Here come the delicious dupes:
/mnt/Seagate/akira.the.dog.wmv.count
        63.14% match with /mnt/Seagate/akira.the.dog.mp4

/mnt/Seagate/meowser.the.cat.wmv.count
        63.29% match with  /mnt/Seagate/meowser.the.cat.avi
akira.the.dog.mp4 is about a 200meg mp4 640x480
akira.the.dog.wmv is about 30 megs and is about half that rez.
similar type of thing with the other cat files.

This code could use a bit of cleanup, but I'm a nerd, and wanted to share it somewhere. CHECK MY CODE COMMENTS BEFORE YOU RUN THIS.

Code:
#!/usr/bin/perl
use File::Path;

my $ofh = select STDOUT; #Make stdout hot
$| = 1;
select STDOUT;

$getimages = 1000; #render out 1000 images
$deletefirst = 300; #delete the first 300
$totalimages = $getimages - $deletefirst; 
$minmatch = 2; #might use this later (not used now)
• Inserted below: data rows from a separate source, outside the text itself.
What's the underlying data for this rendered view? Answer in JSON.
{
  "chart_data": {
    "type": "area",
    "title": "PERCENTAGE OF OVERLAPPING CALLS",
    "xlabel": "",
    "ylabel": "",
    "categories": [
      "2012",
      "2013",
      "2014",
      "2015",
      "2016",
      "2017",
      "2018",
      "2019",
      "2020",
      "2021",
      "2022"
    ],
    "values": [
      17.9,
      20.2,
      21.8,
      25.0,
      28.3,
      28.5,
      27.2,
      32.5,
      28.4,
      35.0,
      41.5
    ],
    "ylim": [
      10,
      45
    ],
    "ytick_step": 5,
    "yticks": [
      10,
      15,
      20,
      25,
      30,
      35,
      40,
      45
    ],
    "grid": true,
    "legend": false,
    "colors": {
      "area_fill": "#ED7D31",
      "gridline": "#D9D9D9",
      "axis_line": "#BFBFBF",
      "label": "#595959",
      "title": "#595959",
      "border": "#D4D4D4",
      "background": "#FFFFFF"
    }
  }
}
$searchdir = "/mnt/Seagate/"; #directory to scan
$basedir = "/tmp/hashchecker/"; #working directory, this directory will get clobbered, make it something uniq in /tmp/

print "Cleaning up directories...\n";
rmtree($basedir); #see, I told you.

print "Rendering $getimages frame(s), skipping the first $deletefirst. ($totalimages end result)\n";

@videofiles=`find "$searchdir" -type f -printf "%p\n" | grep -Ei "\.(mp4|flv|wmv|mov|avi|mpeg|mpg|m4v|mkv|divx|asf)"`;
foreach $i (@videofiles)
{
 chomp $i;
 print "$i";
 @filename = split(/\//,$i);
 $imgdir = $basedir . "/$filename[-1]";
 mkpath($imgdir);
 $data=`cd "$imgdir"; mplayer -really-quiet -vo png -frames $getimages -ao null "$i" 2>&1`;
 @data=`find "$imgdir" -type f -name "*.png" | sort`;
 for ($deletecount=0; $deletecount < $deletefirst; $deletecount++)
 {
   chomp $data[$deletecount];
   unlink $data[$deletecount];
 }
 $data=`mogrify -resize 10x10! -threshold 50% -format bmp "$imgdir/*"`;
 $data=`find "$imgdir" -type f -name "*.png" -delete`;
 print "\n";
}
print "Calculating hash table...\n";
@md5table=`find "$basedir" -type f -name "*.bmp" -exec md5sum "{}" \\; | sort | uniq -D -w32`;
foreach $x (@md5table)
{
 chomp $x;
 $x =~ m/^([0-9a-f]{32})/i;
 $md5=$1;
 $x =~ m/^[0-9a-f]{32}[ \t]*(.*)/i;
 $fullpath=$1;
 @filename = split(/\//,$x);
 open (MYFILE, ">>$basedir/$md5.md5") or die "couldnt open file\n";
 print MYFILE "$fullpath\n";
 close (MYFILE);
}

@hashfiles=`find "$basedir" -type f -name "*.md5"`;
foreach $i (@hashfiles)
{
 chomp $i;
 @uniqfiles=`sort "$i" | uniq`;
 $uniqsize=@uniqfiles;
 if ($uniqsize > 1)
 {
   $firstpass = 1;
   foreach $x (@uniqfiles)
   {
     chomp $x;
     @filename=split(/\//,$x);
     if ($firstpass == 1)
     {
       $outfile=$filename[-2];
       $firstpass=0;
     }
     else
     {
       if ($outfile ne $filename[-2])
       {
         open (COUNTFILE, ">>$basedir/$outfile.count") or die "$outfile -> couldnt open file\n";
         print COUNTFILE "$filename[-2]\n";
         close (COUNTFILE);
       }
     }
   }

 }
}
print "Here come the delicious dupes:\n";
@hashfiles=`find "$basedir" -type f -name "*.count"`;
foreach $i (@hashfiles)
{
 chomp $i;
 print "$i\n";
 @uniqfiles=`sort "$i" | uniq -c`;
 foreach $x (@uniqfiles)
 {
    chomp $x;
    $x =~ m/^[ \t]*([0-9]{1,50})/i;
    $percent = $1/$totalimages*100;
    $x =~ m/^[ \t]*[0-9]{1,50}(.*)/i;
    $filename=$1;
    printf "\t%.2f% match with %s\n",$percent,$filename;
 }
 print "\n";

}
exit;
Now that it works, I now have the task of coding it better and cleaner, and use less unix utils.